As of a few years ago, sox improved and the ‘resample’ effect got deprecated. So now I suggest just letting sox do what it thinks is best:

sox original.wav -r 8000 -c 1 -A -t raw gth.raw

At the time of writing, it uses its “rate” effect with reasonable default parameters for the bandwidth and filter characteristics. I experimented a bit with the -m, -h, -v and -s switches for the “rate” effect. I could not reliably hear a difference, let alone decide that one sounded better.
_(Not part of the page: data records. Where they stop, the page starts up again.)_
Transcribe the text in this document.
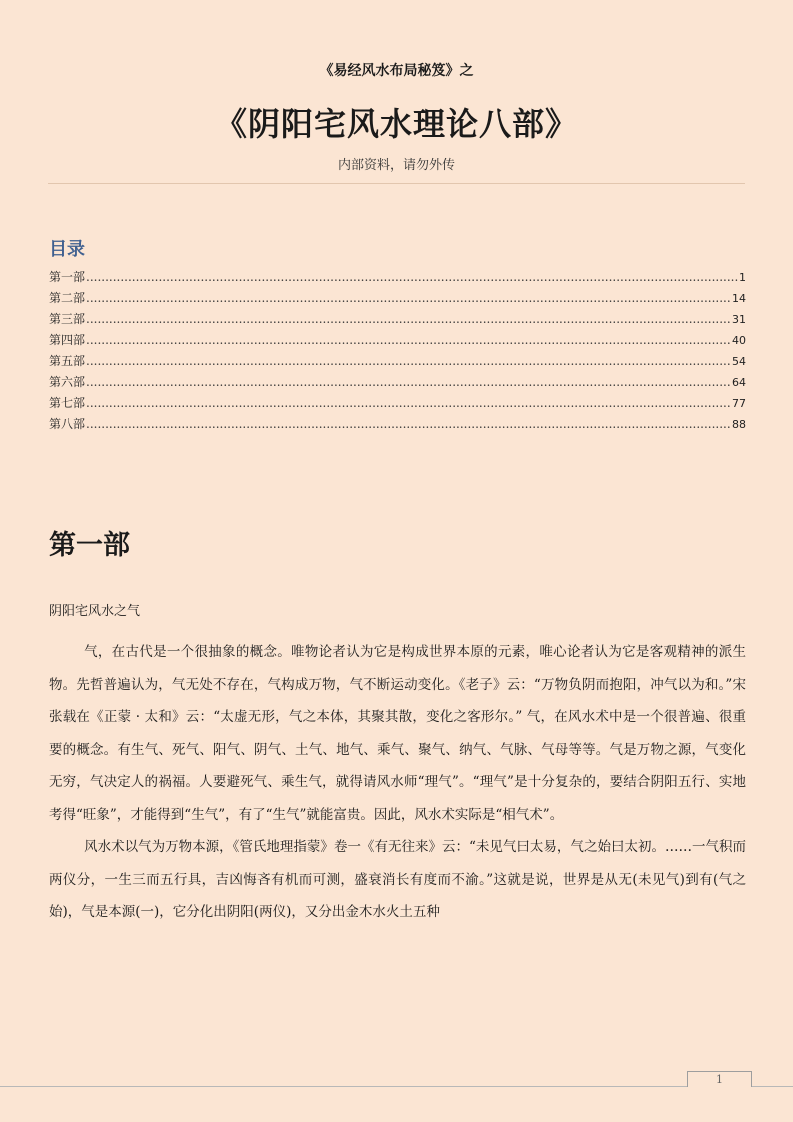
《易经风水布局秘笈》之
《阴阳宅风水理论八部》
内部资料，请勿外传
目录
第一部 .....	1
第二部 .....	14
第三部 .....	31
第四部 .....	40
第五部 .....	54
第六部 .....	64
第七部 .....	77
第八部 .....	88
第一部
阴阳宅风水之气

气，在古代是一个很抽象的概念。唯物论者认为它是构成世界本原的元素，唯心论者认为它是客观精神的派生物。先哲普遍认为，气无处不存在，气构成万物，气不断运动变化。《老子》云：“万物负阴而抱阳，冲气以为和。”宋张载在《正蒙 · 太和》云：“太虚无形，气之本体，其聚其散，变化之客形尔。” 气，在风水术中是一个很普遍、很重要的概念。有生气、死气、阳气、阴气、土气、地气、乘气、聚气、纳气、气脉、气母等等。气是万物之源，气变化无穷，气决定人的祸福。人要避死气、乘生气，就得请风水师“理气”。“理气”是十分复杂的，要结合阴阳五行、实地考得“旺象”，才能得到“生气”，有了“生气”就能富贵。因此，风水术实际是“相气术”。

风水术以气为万物本源，《管氏地理指蒙》卷一《有无往来》云：“未见气曰太易，气之始曰太初。……一气积而两仪分，一生三而五行具，吉凶悔吝有机而可测，盛衰消长有度而不渝。”这就是说，世界是从无(未见气)到有(气之始)，气是本源(一)，它分化出阴阳(两仪)，又分出金木水火土五种

1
Why does the phone system use 8kHz anyway?

There’s a certain sound quality level expected in telephone networks, and part of that is that the network carries everything up to about 3500Hz. Analog local loop specifications mention that, and pretty much all digital telephone systems use an 8kHz sampling rate, which is what you need to be able to carry audio up to 3.5kHz. Even the GSM and AMR codecs start off with the assumption that the incoming audio is limited to 3500Hz.

So the bar is set pretty low. I haven’t come across any systems which set out to provide higher quality, e.g. even skype compresses the hell out of the audio to save bandwidth. Even when both parties in a conversation have huge amounts of it. Surprising, why not aim for VOIP to sound much better than a regular telephone?